I think there are a few ways to look at this. With the exception of the Bitcoin (BTC-USD) trust, the majority of the remaining funds that were largely untouched are much smaller and far more illiquid:

Grayscale Trusts AUM Related Party Owns

Ownership Change

GBTC $18,141,053,264 5.21% 0.00%
ETHE $5,652,509,179 2.81% -26.10%
ETCG $225,779,407 22.31% -4.19%
LTCN $132,775,270 6.55% -13.14%
BCHG $35,797,465 4.15% -19.19%
ZCSH $11,926,286 23.17% 0.00%
GXLM $6,889,168 14.38% 0.34%
HZEN $5,805,837 52.86% -0.80%

Source: Grayscale

Furthermore, related parties own a much smaller proportion of the shares outstanding in the funds that were sold the most, possibly indicating that those funds have a more robust bid in the open market. Again, GBTC was an outlier here and I imagine it’s because of the lawsuit with the SEC. Pertaining to the ETCG shares, related parties own such a large percentage of the shares outstanding that it’s likely very difficult to distribute a larger percentage of those holdings without completely nuking the NAV discount further.

Chart
Data by YCharts

While most of those funds trade between 25% and 50% discounts, ETCG is bringing up the rear at 62%. My view is that discount has more to do with the ownership concentration than the Ethereum Classic network itself. But even considering that, the activity level on-chain doesn’t justify longing ETCG for the arb.
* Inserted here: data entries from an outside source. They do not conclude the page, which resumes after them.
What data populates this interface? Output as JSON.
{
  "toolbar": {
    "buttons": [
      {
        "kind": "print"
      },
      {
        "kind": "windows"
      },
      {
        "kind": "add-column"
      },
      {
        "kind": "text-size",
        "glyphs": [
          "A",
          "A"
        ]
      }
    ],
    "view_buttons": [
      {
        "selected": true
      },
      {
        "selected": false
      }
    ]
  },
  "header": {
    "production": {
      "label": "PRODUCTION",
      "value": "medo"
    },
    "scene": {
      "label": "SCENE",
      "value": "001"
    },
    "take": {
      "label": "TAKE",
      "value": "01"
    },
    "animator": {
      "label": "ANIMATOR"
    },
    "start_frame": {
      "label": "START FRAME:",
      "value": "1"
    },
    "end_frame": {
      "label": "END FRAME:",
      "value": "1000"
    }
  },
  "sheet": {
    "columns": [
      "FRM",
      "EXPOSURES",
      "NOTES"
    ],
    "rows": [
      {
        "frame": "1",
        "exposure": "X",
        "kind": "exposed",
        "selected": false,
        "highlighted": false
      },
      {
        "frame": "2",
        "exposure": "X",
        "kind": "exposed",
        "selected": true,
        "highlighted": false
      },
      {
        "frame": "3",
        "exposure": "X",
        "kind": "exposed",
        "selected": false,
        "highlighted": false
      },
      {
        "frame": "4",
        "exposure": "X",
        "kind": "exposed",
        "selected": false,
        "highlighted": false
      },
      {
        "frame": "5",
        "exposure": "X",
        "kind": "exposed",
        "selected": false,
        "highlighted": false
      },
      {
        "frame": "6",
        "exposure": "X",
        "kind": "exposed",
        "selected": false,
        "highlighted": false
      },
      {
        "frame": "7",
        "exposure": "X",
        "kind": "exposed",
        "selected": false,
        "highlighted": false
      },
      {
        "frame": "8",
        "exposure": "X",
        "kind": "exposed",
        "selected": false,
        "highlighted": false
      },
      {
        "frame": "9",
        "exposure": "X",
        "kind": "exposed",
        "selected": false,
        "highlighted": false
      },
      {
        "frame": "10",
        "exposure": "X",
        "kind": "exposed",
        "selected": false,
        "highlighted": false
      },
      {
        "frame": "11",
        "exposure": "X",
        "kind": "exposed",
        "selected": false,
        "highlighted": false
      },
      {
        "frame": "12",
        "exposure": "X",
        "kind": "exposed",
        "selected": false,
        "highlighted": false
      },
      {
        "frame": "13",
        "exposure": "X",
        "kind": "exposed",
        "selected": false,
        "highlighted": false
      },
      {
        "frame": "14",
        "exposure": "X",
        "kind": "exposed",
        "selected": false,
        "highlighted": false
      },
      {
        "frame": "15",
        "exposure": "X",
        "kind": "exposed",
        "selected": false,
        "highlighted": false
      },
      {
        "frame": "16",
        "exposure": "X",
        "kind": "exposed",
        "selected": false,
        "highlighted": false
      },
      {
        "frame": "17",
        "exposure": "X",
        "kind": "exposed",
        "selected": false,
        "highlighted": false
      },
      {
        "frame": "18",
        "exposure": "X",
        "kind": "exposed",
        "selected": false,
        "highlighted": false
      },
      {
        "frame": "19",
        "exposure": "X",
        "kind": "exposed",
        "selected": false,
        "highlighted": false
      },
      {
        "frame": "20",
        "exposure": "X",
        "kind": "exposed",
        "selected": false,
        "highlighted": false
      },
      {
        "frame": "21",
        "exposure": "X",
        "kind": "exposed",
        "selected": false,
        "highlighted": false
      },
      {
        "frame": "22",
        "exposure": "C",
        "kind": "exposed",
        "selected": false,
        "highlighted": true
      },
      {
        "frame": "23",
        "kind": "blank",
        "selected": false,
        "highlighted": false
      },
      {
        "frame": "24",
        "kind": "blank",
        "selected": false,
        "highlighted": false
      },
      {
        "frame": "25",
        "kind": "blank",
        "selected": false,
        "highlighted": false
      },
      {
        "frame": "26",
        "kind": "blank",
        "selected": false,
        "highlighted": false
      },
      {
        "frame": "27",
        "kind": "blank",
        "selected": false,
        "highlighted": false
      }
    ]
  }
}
Ethereum Classic Still Lacks Activity Growth

I’ll reiterate that I have no interest in beating a dead horse in this article. So to quickly provide some context on the level of activity happening on the Ethereum Classic blockchain, nothing has meaningfully changed since my last article in March:

ETC Mean Hash Rate

ETC Mean Hash Rate (CoinMetrics)

Mean hash rate is still at higher levels from August but down about 50% of the post “Merge” high.

ETC DAUs

ETC DAUs (CoinMetrics)

Additionally, daily active addresses just made a new two year low of 16.9k on April 29th.

Summary

There are multiple ways to look at ETCG. On one hand, it’s a simple bet on the network utility and adoption of Ethereum Classic. I don’t personally view that as a good bet today. The other way to look at ETCG is as an arbitrage on liquidation value. Meaning, if Grayscale ultimately moves to liquidate the fund entirely and distribute the proceeds to ETCG holders, ETCG gets very attractive as the cash return on that distribution would be much higher than the market value of the shares presently. Of course, that’s provided there is market demand for Grayscale’s ETC sales.

Likewise, if Grayscale wins its SEC case and can begin transitioning additional funds to ETFs, a redemption mechanism should be able to close the NAV discount in these funds as well. But if that were a likely possibility, it is doubtful in my view that Barry Silbert and other related parties would be selling shares at a 62% discount unless they are desperate for cash – which is certainly a possibility. As I said in my last article, I can empathize with the “code is law” mentality of ETC supporters. But without an increase in organic demand for ETC, I don’t think the story is there for ETCG arb plays. Given how much ETCG is owned by related parties and the apparent motivation from those parties to sell, I’d probably cut out of ETCG if I was holding it.

Editor’s Note: This article discusses one or more securities that do not trade on a major U.S. exchange. Please be aware of the risks associated with these stocks.